Y el destacado historiador Manuel Fernández Álvarez comenta en el exhaustivo estudio que realiza al editar esta obra:

«He aquí, lector, las Memorias de aquel Emperador que se llamó Carlos V. Es posible que, admirado, corras tras ellas, aunque no es ciertamente cosa insólita que un gran personaje de la Historia escriba sobre su vida. Al punto vienen al recuerdo los Comentarios de Julio César, las Memorias de Luis XIV o las escritas en el destierro por Napoleón. Tras la figura histórica late el hombre, y éste, sea el vencedor de las Galias, el creador de Versalles o el que muere en Santa Elena, se deja ganar por la vanagloria de escribir sobre sí mismo; aunque también por algo más que por mera vanidad: por el imperioso afán de dejar oír su propia voz a todos aquellos que han de conocerle. Quiero decir que sienten la ineludible necesidad de encararse con la posteridad. Se presentan, quieren presentarse espontáneamente ante el Tribunal de la Historia.

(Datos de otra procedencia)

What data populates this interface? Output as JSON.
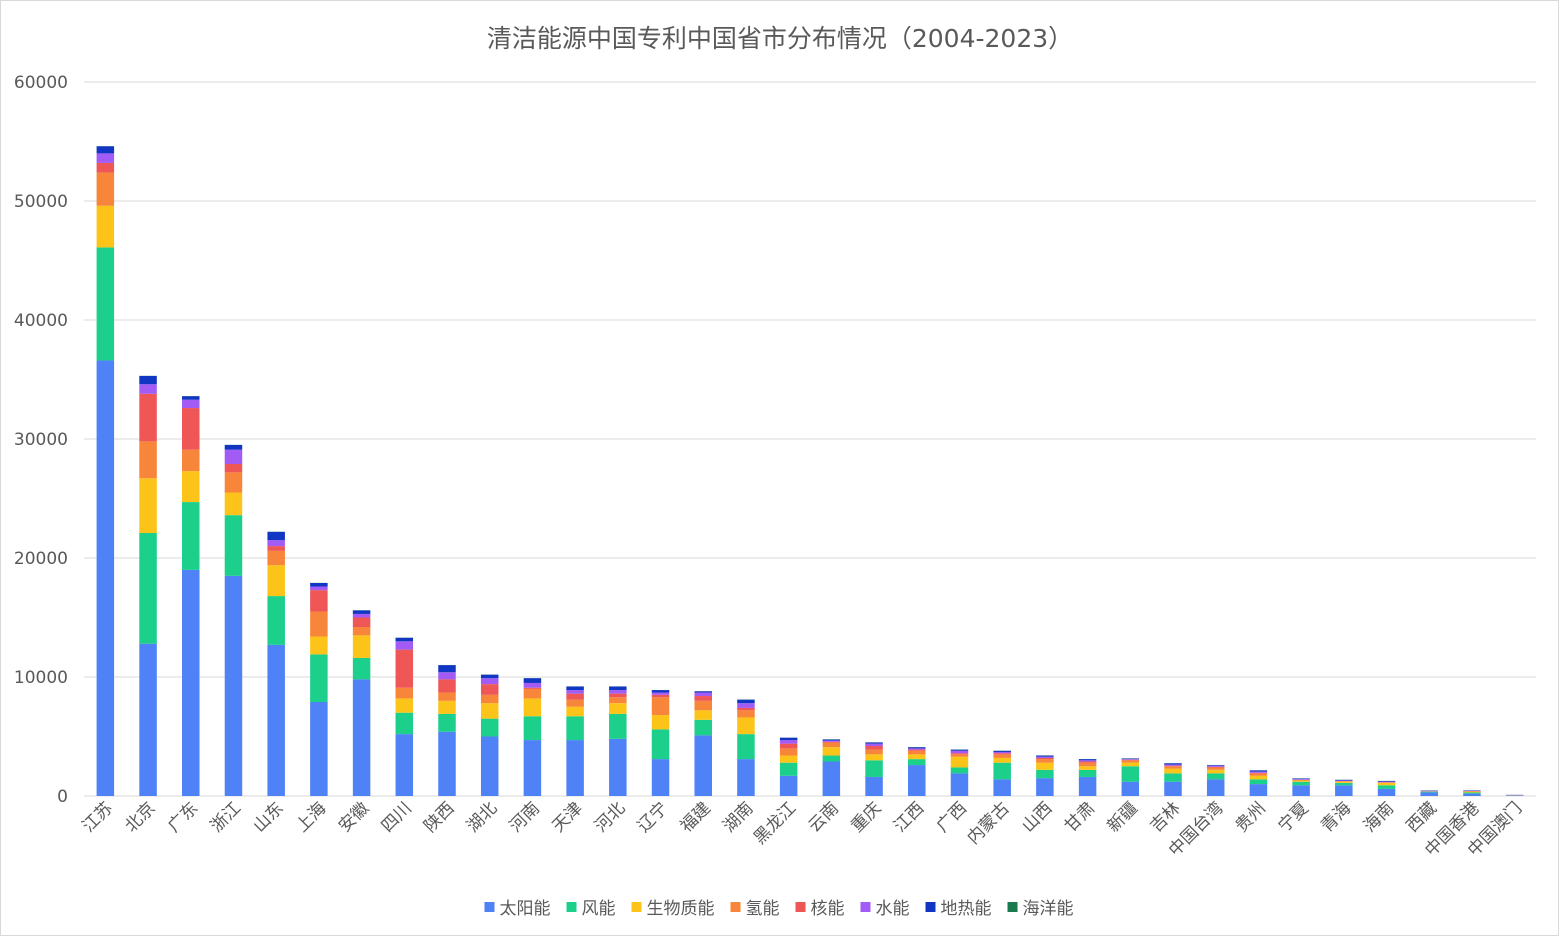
{
  "chart_data": {
    "type": "bar",
    "stacked": true,
    "title": "清洁能源中国专利中国省市分布情况（2004-2023）",
    "xlabel": "",
    "ylabel": "",
    "ylim": [
      0,
      60000
    ],
    "yticks": [
      "0",
      "10000",
      "20000",
      "30000",
      "40000",
      "50000",
      "60000"
    ],
    "grid": true,
    "legend_position": "bottom",
    "categories": [
      "江苏",
      "北京",
      "广东",
      "浙江",
      "山东",
      "上海",
      "安徽",
      "四川",
      "陕西",
      "湖北",
      "河南",
      "天津",
      "河北",
      "辽宁",
      "福建",
      "湖南",
      "黑龙江",
      "云南",
      "重庆",
      "江西",
      "广西",
      "内蒙古",
      "山西",
      "甘肃",
      "新疆",
      "吉林",
      "中国台湾",
      "贵州",
      "宁夏",
      "青海",
      "海南",
      "西藏",
      "中国香港",
      "中国澳门"
    ],
    "series": [
      {
        "name": "太阳能",
        "color": "#4f81f7",
        "values": [
          36600,
          12800,
          19000,
          18500,
          12700,
          7900,
          9800,
          5200,
          5400,
          5000,
          4700,
          4700,
          4800,
          3100,
          5100,
          3100,
          1700,
          2900,
          1600,
          2600,
          1900,
          1400,
          1500,
          1600,
          1200,
          1200,
          1400,
          1000,
          900,
          900,
          600,
          300,
          200,
          50
        ]
      },
      {
        "name": "风能",
        "color": "#1ccf8b",
        "values": [
          9500,
          9300,
          5700,
          5100,
          4100,
          4000,
          1800,
          1800,
          1500,
          1500,
          2000,
          2000,
          2100,
          2500,
          1300,
          2100,
          1100,
          500,
          1400,
          500,
          500,
          1400,
          700,
          600,
          1300,
          700,
          500,
          400,
          300,
          200,
          300,
          50,
          100,
          10
        ]
      },
      {
        "name": "生物质能",
        "color": "#fcc419",
        "values": [
          3500,
          4600,
          2600,
          1900,
          2600,
          1500,
          1900,
          1200,
          1100,
          1300,
          1500,
          800,
          900,
          1200,
          800,
          1400,
          600,
          700,
          500,
          400,
          900,
          400,
          600,
          300,
          300,
          400,
          300,
          300,
          100,
          100,
          200,
          20,
          50,
          10
        ]
      },
      {
        "name": "氢能",
        "color": "#f7853a",
        "values": [
          2800,
          3100,
          1800,
          1700,
          1200,
          2100,
          700,
          900,
          700,
          700,
          800,
          600,
          500,
          1500,
          800,
          600,
          600,
          400,
          400,
          300,
          200,
          300,
          300,
          300,
          200,
          200,
          200,
          200,
          50,
          50,
          50,
          10,
          50,
          10
        ]
      },
      {
        "name": "核能",
        "color": "#ef5656",
        "values": [
          800,
          4000,
          3500,
          700,
          400,
          1800,
          800,
          3200,
          1100,
          900,
          100,
          500,
          300,
          200,
          400,
          200,
          400,
          50,
          300,
          100,
          100,
          100,
          100,
          100,
          50,
          50,
          50,
          50,
          20,
          10,
          10,
          5,
          20,
          5
        ]
      },
      {
        "name": "水能",
        "color": "#a25cf5",
        "values": [
          800,
          800,
          700,
          1200,
          500,
          300,
          300,
          700,
          600,
          500,
          400,
          300,
          300,
          200,
          300,
          400,
          300,
          100,
          200,
          100,
          200,
          100,
          100,
          100,
          50,
          100,
          100,
          100,
          50,
          50,
          50,
          20,
          20,
          10
        ]
      },
      {
        "name": "地热能",
        "color": "#1136c4",
        "values": [
          600,
          700,
          300,
          400,
          700,
          300,
          300,
          300,
          600,
          300,
          400,
          300,
          300,
          200,
          100,
          300,
          200,
          100,
          100,
          100,
          100,
          100,
          100,
          100,
          50,
          100,
          50,
          100,
          50,
          50,
          50,
          50,
          30,
          5
        ]
      },
      {
        "name": "海洋能",
        "color": "#1a7a4f",
        "values": [
          10,
          10,
          10,
          10,
          10,
          10,
          10,
          10,
          10,
          10,
          10,
          10,
          10,
          10,
          10,
          10,
          10,
          10,
          10,
          10,
          10,
          10,
          10,
          10,
          10,
          10,
          10,
          10,
          10,
          10,
          10,
          10,
          10,
          5
        ]
      }
    ]
  }
}
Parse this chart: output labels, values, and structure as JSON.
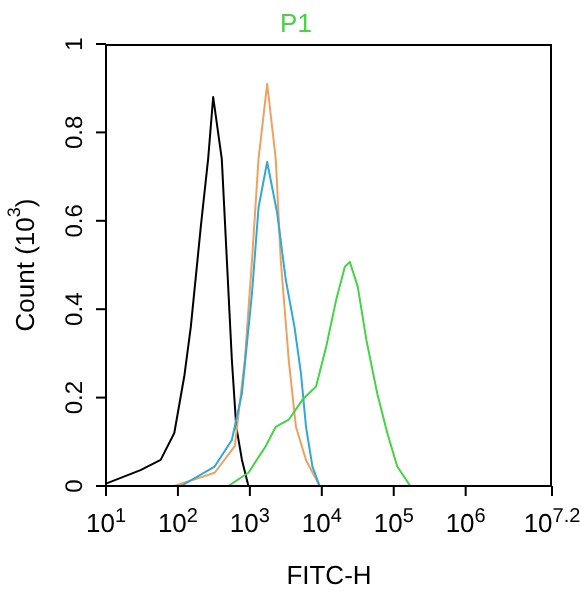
{
  "chart_data": {
    "type": "line",
    "xlabel": "FITC-H",
    "ylabel": "Count (10$^{3}$)",
    "log": "x",
    "legend": "top",
    "grid": false,
    "marker": "none",
    "line_style": "solid",
    "xlim": [
      10,
      15848932
    ],
    "ylim": [
      0,
      1
    ],
    "xticks": [
      {
        "value": 10,
        "label": "10$^{1}$"
      },
      {
        "value": 100,
        "label": "10$^{2}$"
      },
      {
        "value": 1000,
        "label": "10$^{3}$"
      },
      {
        "value": 10000,
        "label": "10$^{4}$"
      },
      {
        "value": 100000,
        "label": "10$^{5}$"
      },
      {
        "value": 1000000,
        "label": "10$^{6}$"
      },
      {
        "value": 15848932,
        "label": "10$^{7.2}$"
      }
    ],
    "yticks": [
      0,
      0.2,
      0.4,
      0.6,
      0.8,
      1
    ],
    "series": [
      {
        "color": "#000000",
        "x": [
          10.2,
          30.2,
          57.5,
          89,
          123,
          151,
          209,
          263,
          309,
          407,
          479,
          562,
          646,
          776,
          955
        ],
        "values": [
          0.006,
          0.036,
          0.059,
          0.12,
          0.25,
          0.36,
          0.59,
          0.74,
          0.88,
          0.74,
          0.51,
          0.285,
          0.135,
          0.059,
          0
        ]
      },
      {
        "color": "#f0a060",
        "x": [
          89,
          324,
          617,
          851,
          1070,
          1320,
          1740,
          2290,
          2690,
          3470,
          4370,
          6030,
          9330
        ],
        "values": [
          0,
          0.03,
          0.09,
          0.285,
          0.51,
          0.74,
          0.91,
          0.74,
          0.51,
          0.285,
          0.134,
          0.059,
          0
        ]
      },
      {
        "color": "#30a8d8",
        "x": [
          110,
          324,
          562,
          776,
          1070,
          1320,
          1740,
          2400,
          3160,
          4170,
          5130,
          6030,
          7410,
          9330
        ],
        "values": [
          0,
          0.044,
          0.104,
          0.21,
          0.436,
          0.63,
          0.733,
          0.617,
          0.466,
          0.36,
          0.255,
          0.134,
          0.044,
          0
        ]
      },
      {
        "name": "P1",
        "color": "#44d444",
        "x": [
          501,
          955,
          1660,
          2290,
          3470,
          5370,
          8320,
          11500,
          15800,
          20900,
          24500,
          31600,
          41700,
          58900,
          81300,
          112000,
          170000,
          234000
        ],
        "values": [
          0,
          0.03,
          0.09,
          0.134,
          0.15,
          0.195,
          0.225,
          0.315,
          0.42,
          0.496,
          0.507,
          0.451,
          0.33,
          0.21,
          0.12,
          0.044,
          0,
          0
        ]
      }
    ]
  }
}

»Y esto mismo ocurre con Carlos V, aunque no sea cuestión tan conocida. En efecto, puede que no sean muchos los que sepan que también él escribió sus Memorias, si descontamos −claro está− el grupo de los historiadores profesionales (…) Quizá, tampoco se debieran llamar Memorias, sino Comentarios, como sugiere Brandi; pues en verdad Carlos V sólo trata con alguna extensión los acontecimientos bélicos desarrollados entre los años 1544 y 1547. Es cierto que, conforme a su modo de ser, se remonta a la adolescencia, arrancando desde los años de Flandes, los años en que todavía no era más que Duque de Borgoña y Archiduque de Austria.

»Por esa razón, por nacer sobre todo como un diario de campaña, no se encuentran aquí al punto aquellas intimidades que pediría de buena gana nuestra curiosidad: los detalles por los que pudiéramos entrar en el por qué y el cómo de los principales problemas históricos surgidos a lo largo de su vida, o bien el sabor de su reacción ante los sucesos más íntimos.

»Al menos ésa es la impresión que se saca de una lectura precipitada; pues cuando se lee con más sosiego van apareciendo ante los ojos muchos de los rasgos del Emperador: su sentido de la responsabilidad, su acendrada fe religiosa, su amor a las armas... Al pasar las páginas de las Memorias se oye hablar al depositario del triple legado: el borgoñón, el austríaco, el español. Junto al caballero cruzado se ve surgir al político renacentista; al lado del que siente vivos los ideales de la Baja Edad Media se percibe también al que ama la gloria ante la posteridad.

»Todo esto asoma a las páginas de las Memorias de Carlos V. ¿Será preciso añadir algo más para destacar su importancia?»